Paint. Write. See.
My mother and my grandfather were both painters, she in oil, he in watercolor. I grew up surrounded by their art. I watched my mother at her easel. (I was once her unhappy model.) But until a few days ago, standing in front of a painting at the Stradt der Frauen exhibit, I never thought about a particular similarity between the work of a painter and the work of a writer.
I don’t mean the obvious similarities: the canvas/ the page; the paint/ the words. I mean something about the way the work is done, the purposeful nearsightedness and farsightedness of the work.
Let me explain. I was walking through one of the rooms in the exhibit and found myself skirting a small group of people clustered around a painting, The Dreamers, by Helene Funke. She was one of the more than dozen forgotten or overlooked women painters of the early 20th century being rediscovered and celebrated in this exhibition.
Historical aside: “Forgotten” and “rediscovered” are loaded words here. She was actually quite well known in French circles before the first World War and established a reputation in Vienna, despite hostile criticism coming from the male-dominated cultural scene. After the 1938 Anschluss (the German/Nazi take-over of Austria), modern art was banished and her work, as well as the work of many others, disappeared. It was not until 2007 that she was rediscovered.

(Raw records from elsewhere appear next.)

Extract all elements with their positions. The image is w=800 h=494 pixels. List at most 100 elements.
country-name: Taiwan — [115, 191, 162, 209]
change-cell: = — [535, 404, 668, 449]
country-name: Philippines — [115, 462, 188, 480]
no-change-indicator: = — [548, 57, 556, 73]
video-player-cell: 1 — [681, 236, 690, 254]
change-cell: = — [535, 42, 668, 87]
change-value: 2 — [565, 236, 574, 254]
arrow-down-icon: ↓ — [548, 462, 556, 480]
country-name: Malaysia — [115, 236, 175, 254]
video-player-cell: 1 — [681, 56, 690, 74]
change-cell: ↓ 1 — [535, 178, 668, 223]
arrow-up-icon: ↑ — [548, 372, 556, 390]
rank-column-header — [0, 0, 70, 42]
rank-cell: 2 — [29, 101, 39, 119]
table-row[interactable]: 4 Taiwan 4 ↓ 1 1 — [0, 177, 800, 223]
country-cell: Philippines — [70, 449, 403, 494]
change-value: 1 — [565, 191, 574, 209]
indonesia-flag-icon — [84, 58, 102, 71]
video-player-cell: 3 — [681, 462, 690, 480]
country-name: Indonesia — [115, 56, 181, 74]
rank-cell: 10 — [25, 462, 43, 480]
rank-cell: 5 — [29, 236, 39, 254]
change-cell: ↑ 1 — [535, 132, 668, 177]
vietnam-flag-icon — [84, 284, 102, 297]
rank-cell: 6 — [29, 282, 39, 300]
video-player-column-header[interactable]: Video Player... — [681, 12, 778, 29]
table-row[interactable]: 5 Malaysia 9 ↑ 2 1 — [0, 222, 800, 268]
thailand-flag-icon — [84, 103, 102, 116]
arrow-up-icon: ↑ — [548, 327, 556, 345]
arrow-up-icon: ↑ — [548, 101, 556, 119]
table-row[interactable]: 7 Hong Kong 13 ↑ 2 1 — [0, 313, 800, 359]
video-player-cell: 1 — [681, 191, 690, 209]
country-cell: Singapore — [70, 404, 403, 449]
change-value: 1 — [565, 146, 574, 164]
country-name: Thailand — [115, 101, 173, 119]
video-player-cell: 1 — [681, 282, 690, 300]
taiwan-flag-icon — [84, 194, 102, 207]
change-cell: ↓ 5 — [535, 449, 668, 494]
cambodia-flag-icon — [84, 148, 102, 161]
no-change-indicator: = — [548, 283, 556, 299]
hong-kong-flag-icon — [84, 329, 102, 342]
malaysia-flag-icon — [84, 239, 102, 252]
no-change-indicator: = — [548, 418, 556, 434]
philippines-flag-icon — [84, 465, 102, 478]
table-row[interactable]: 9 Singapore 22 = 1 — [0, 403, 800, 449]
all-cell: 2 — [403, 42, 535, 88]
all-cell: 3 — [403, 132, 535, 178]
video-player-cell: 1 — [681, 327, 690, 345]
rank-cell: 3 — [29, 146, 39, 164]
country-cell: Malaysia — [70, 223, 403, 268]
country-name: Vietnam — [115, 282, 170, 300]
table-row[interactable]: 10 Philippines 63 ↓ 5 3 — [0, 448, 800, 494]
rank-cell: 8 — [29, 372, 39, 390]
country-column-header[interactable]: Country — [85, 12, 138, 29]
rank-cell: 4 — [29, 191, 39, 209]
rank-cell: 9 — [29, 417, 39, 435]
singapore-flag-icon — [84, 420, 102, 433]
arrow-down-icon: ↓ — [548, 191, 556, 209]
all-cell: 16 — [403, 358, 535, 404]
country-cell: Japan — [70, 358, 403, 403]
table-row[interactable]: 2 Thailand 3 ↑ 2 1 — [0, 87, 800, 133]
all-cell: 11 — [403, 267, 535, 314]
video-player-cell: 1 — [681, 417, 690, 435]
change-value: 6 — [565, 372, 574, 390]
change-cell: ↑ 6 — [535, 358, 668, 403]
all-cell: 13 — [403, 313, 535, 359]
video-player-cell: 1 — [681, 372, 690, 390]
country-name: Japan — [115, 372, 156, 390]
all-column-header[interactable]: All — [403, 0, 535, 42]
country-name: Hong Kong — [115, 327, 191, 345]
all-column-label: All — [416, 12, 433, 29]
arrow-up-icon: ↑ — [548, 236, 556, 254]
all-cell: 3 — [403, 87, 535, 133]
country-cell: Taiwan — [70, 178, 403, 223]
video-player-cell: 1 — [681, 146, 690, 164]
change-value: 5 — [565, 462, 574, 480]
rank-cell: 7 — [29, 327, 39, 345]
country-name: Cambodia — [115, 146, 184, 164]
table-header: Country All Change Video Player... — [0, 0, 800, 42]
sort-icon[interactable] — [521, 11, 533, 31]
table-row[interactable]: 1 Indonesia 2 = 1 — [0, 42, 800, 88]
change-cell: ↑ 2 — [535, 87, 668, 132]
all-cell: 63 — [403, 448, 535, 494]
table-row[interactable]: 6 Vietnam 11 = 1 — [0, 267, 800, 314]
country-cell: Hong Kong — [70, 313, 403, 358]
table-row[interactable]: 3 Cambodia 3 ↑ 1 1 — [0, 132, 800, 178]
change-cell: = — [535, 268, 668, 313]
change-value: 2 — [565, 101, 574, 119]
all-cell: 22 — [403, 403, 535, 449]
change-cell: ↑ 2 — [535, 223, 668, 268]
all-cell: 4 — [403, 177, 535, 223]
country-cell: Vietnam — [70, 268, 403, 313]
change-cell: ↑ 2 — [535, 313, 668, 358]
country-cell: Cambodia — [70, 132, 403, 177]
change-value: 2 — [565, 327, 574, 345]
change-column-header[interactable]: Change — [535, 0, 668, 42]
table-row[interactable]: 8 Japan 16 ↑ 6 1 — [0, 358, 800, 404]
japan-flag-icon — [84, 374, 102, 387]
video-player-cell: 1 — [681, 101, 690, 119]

Okay, back to the lower Belvedere and the exhibit. In skirting the group, I found myself just inches away from the canvas. This is not how I look at art. From a nose away, it is all brush stroke and palette knife, thickness and featheriness, color laid on color. It is not art. It is craft. It is the work itself. The detail. You see how the sausage was made. You have to stand back to see the sausage itself.
How like writing, I thought. The nose-away detail of word choice and punctuation, the specific construction of the sentence, where the paragraph breaks. The writer works with her tools, up close, just as the painter does. Then, from a distance, the reader encounters the work and sees the art.
Okay, enough of the High Culture stuff. It’s time to walk to the Spar and hunt for some Spargelcremesuppe. You’d have to have read last week’s blog for that to make sense.
2 comments
Missed you again today and of course thought of you as I served your favorite guest. It was slow and there was time to chat at the beverage bar. There 2 of the other volunteers shared how he had been nicer lately. I looked over at him with fresh eyes. I could see he has been losing weight and his countance wane
And to tie this to your blog today. The serving the tables. The pouring the drinks. The busing and plating. You don’t see it unless you step back. A work of compassion standing up to 21 century America.